Siguiendo en esta línea, no deja de producir repugnancia a toda persona de bien la miserable utilización como moneda de cambio político que se está produciendo en nuestro país con los derechos, reclamaciones y reivindicaciones de la ciudadanía trans por todo tipo de fuerzas políticas e ideológicas, incluído también ese sector politizado y oportunista del activismo LGTBI del que venimos hablando, y que ahora juega la carta mediática de congraciarse con las vertientes más radicales, mesiánicas y tránsfobas de un movimiento feminista cuya adhesión ellos buscan como oportuno caladero de votos. Últimamente se escucha mucho en estos sectores del “activismo” LGTBI un “necesario acercamiento de posiciones con el feminismo”, y para conseguir sus fines más de uno se ha atrevido ya a cuestionar en público los derechos y reclamaciones más básicas e irrenunciables de nuestra comunidad trans erigiéndose osadamente como nuestros “representantes”, cuando únicamente representan a sus propios intereses en contra de los nuestros. Nos queda muy claro que para estos arribistas, que no activistas, del movimiento LGTBI las personas trans somos considerados “minoría sacrificable”.

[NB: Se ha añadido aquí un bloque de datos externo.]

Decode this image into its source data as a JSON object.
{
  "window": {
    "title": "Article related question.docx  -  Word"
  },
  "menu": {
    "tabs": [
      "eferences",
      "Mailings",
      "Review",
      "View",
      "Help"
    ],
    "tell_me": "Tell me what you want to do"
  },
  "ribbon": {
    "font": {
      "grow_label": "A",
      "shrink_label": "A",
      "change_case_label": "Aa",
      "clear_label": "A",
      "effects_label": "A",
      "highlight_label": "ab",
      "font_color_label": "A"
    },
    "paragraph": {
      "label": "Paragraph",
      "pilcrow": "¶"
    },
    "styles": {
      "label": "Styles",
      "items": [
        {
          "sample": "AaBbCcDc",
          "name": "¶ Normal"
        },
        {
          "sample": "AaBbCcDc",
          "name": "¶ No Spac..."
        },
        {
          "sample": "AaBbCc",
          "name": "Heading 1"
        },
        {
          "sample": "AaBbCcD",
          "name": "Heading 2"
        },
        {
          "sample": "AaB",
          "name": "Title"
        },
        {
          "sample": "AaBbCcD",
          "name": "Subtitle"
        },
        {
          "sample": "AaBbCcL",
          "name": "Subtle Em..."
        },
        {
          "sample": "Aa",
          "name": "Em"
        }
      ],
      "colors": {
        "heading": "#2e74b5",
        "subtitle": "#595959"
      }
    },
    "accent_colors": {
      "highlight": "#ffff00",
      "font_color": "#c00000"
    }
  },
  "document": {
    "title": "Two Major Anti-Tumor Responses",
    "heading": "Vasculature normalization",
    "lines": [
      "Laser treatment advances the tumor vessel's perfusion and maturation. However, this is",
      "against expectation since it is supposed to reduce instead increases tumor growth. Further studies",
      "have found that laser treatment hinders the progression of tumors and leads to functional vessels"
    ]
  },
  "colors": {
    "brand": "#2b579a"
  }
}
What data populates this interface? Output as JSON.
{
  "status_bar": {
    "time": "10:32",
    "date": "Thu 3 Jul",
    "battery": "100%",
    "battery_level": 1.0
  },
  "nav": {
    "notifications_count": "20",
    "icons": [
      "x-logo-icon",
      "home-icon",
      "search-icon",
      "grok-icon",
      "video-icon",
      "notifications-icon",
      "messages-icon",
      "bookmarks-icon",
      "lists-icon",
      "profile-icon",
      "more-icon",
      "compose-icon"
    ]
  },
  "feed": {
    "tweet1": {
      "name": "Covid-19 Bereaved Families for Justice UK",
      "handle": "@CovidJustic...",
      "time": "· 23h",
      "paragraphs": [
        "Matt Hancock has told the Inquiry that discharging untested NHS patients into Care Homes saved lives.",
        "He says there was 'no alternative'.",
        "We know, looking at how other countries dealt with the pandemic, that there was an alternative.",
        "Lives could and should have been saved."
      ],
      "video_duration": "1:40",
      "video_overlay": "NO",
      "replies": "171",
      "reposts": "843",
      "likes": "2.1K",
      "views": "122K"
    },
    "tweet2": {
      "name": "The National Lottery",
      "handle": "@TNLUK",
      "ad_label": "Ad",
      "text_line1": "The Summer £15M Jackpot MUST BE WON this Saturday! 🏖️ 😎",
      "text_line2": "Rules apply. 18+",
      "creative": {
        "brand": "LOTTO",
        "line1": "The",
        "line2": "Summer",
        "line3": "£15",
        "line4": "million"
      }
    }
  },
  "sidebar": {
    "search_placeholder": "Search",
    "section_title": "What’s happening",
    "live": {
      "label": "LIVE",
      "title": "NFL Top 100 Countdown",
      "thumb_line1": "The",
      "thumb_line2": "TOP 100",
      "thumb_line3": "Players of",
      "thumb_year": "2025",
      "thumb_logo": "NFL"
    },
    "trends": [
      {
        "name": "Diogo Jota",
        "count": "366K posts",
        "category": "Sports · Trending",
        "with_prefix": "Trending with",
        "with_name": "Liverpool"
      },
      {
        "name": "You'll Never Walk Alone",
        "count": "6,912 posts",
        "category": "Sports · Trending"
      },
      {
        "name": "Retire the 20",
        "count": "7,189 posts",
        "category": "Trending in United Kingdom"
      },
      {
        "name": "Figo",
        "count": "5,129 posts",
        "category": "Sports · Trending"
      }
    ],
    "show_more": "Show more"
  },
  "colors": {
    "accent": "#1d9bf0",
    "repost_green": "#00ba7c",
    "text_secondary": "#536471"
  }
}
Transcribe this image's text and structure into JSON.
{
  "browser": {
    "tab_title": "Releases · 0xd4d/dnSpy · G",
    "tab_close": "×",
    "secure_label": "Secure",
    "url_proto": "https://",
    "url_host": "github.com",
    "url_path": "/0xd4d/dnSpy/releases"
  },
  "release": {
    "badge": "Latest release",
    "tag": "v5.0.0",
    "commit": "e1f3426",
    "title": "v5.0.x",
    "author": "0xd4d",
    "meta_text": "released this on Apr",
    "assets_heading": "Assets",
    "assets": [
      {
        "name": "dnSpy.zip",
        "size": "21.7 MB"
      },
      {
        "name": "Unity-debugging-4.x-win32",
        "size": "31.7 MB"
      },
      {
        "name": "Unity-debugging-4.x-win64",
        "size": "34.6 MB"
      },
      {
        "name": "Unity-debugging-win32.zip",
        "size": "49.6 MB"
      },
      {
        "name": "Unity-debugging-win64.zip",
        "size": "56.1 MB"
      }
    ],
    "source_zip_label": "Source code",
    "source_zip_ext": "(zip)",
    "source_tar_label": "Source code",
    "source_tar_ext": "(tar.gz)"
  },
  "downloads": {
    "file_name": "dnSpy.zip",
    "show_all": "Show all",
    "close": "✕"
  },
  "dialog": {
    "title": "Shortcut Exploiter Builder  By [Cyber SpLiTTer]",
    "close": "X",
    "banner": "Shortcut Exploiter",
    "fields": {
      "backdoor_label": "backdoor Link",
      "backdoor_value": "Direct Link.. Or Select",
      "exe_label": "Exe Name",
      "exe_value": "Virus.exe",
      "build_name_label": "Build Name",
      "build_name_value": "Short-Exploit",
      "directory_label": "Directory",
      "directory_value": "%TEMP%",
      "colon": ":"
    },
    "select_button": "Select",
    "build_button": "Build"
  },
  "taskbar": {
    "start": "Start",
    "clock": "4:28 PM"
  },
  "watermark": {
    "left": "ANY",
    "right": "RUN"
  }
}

Como mujer, feminista y persona trans, me opongo frontalmente a que ningún autoproclamado “representante de los derechos LGTBI” emprenda por sí mismo ningún pretendido y falso “diálogo” de guardarropía con esta nefasta vertiente transexclusionista del feminismo. Las TERF (Trans-Exclusionary Radical Feminist) son un cáncer social y es así como hay que tratarlas, un cáncer que mancha tanto al movimiento feminista como a cualquiera que lo considere un interlocutor válido, un feminismo al mismo y bajo nivel de esa ultraderecha con la que tantos puntos guarda en común. Como feminista creo en la unión de todas las mujeres, en la lucha diaria, en las conquistas sociales y en la consecución de aquellos derechos concretos que consigan mejorar y equiparar de verdad la vida y el bienestar de todas las mujeres, sin ningún tipo de exclusión. Ni la hipocresía ni el arribismo nos representa a las mujeres ni al movimiento LGTBI, ni nunca lo va a hacer.
Ahora y más que nunca es necesario un replanteamiento del activismo LGTBI, una limpieza y saneamiento indispensables que nos hagan recuperar nuestra naturaleza de movimiento social libre y protegido de todo intento de manipulación interesada y oportunista. También es indispensable una verdadera unidad en la búsqueda de una serie de líneas básicas de coherencia que marquen nuestras exigencias y reivindicaciones específicas fuera de toda influencia política o doctrinaria, sin ningún tipo de servilismo ni concesión a las directrices de ninguna formación política o movimiento ideológico que intente utilizarnos o actuar de forma invasiva sobre nosotros. También es absolutamente necesario abandonar ese activismo endogámico al que solemos estar acostumbrados. Debemos abrirnos a la sociedad, visibilizarnos, tender puentes y educar a la ciudadanía sobre nuestra existencia, verdad y condición, sobre el nuevo paradigma social que las personas LGTBI representamos y sobre los beneficios de la verdadera convivencia e integración. En resumen, dejar claro que los derechos humanos no son una moda pasajera en la historia de la humanidad.